Let’s focus on a passive sonar (which is easier)
DT is fixed (chosen by the operator) and is the only parameter of the SONAR
SL is unknown
Let’s consider a specific example:
Deep waters, sound speed is a Munk profile, etc. (this means that we are in a specific area)
We want to listen to sound emitted by a marine mammal
At \(5kHz\), intrinsic attenuation is \(\alpha \approx 1 db/km\).
The geometric attenuation is \(GA \approx 20\log R\) where \(R\) is in metres. - If \(R=1000m\), \(GA=60dB\)

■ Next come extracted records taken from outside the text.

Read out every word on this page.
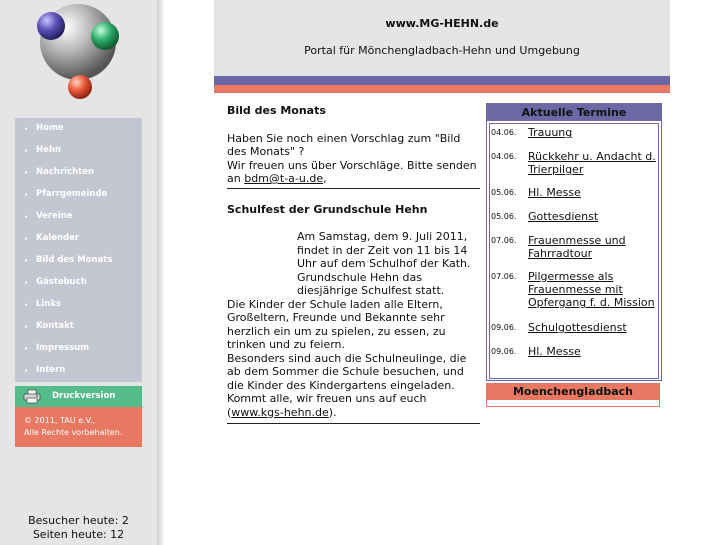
• Home
• Hehn
• Nachrichten
• Pfarrgemeinde
• Vereine
• Kalender
• Bild des Monats
• Gästebuch
• Links
• Kontakt
• Impressum
• Intern
Druckversion
© 2011, TAU e.V.,
Alle Rechte vorbehalten.
Besucher heute: 2
Seiten heute: 12
www.MG-HEHN.de
Portal für Mönchengladbach-Hehn und Umgebung
Bild des Monats
Haben Sie noch einen Vorschlag zum "Bild des Monats" ?
Wir freuen uns über Vorschläge. Bitte senden an bdm@t-a-u.de,
Schulfest der Grundschule Hehn
Am Samstag, dem 9. Juli 2011, findet in der Zeit von 11 bis 14 Uhr auf dem Schulhof der Kath. Grundschule Hehn das diesjährige Schulfest statt.
Die Kinder der Schule laden alle Eltern, Großeltern, Freunde und Bekannte sehr herzlich ein um zu spielen, zu essen, zu trinken und zu feiern.
Besonders sind auch die Schulneulinge, die ab dem Sommer die Schule besuchen, und die Kinder des Kindergartens eingeladen.
Kommt alle, wir freuen uns auf euch (www.kgs-hehn.de).
Aktuelle Termine
04.06. Trauung
04.06. Rückkehr u. Andacht d. Trierpilger
05.06. Hl. Messe
05.06. Gottesdienst
07.06. Frauenmesse und Fahrradtour
07.06. Pilgermesse als Frauenmesse mit Opfergang f. d. Mission
09.06. Schulgottesdienst
09.06. Hl. Messe
Moenchengladbach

In this scenario, the main attenuation is geometric. This means:
\[ TL = 20\log R \]
I have everything I need to use the SONAR equations:
To have detection, we need \(SE \ge0\) and the maximum range where \(SE = 0\), which means:
\[ 20\log_{10} R = 100 \Rightarrow R = 10^5 m = 100 km \]
At this point we could fine tune it using the intrinsic attenuation. With a 100km propagation a \(5 dB/km\) (\(5e^{-3} dB/m\)) loss becomes important.
\[ TL = 20\log R + 5e^{-3}R \]
The equation becomes:
\[ 20\log_{10} R + 5e^{-3}R = 100 \]
This is a transcendental equation. We can solve it trying a few values to get a maximum range of about 5km.
I can detect marine mammals up to 5km. I can change the DT to extend the maximum range, but I would increase the number of false alarms as well.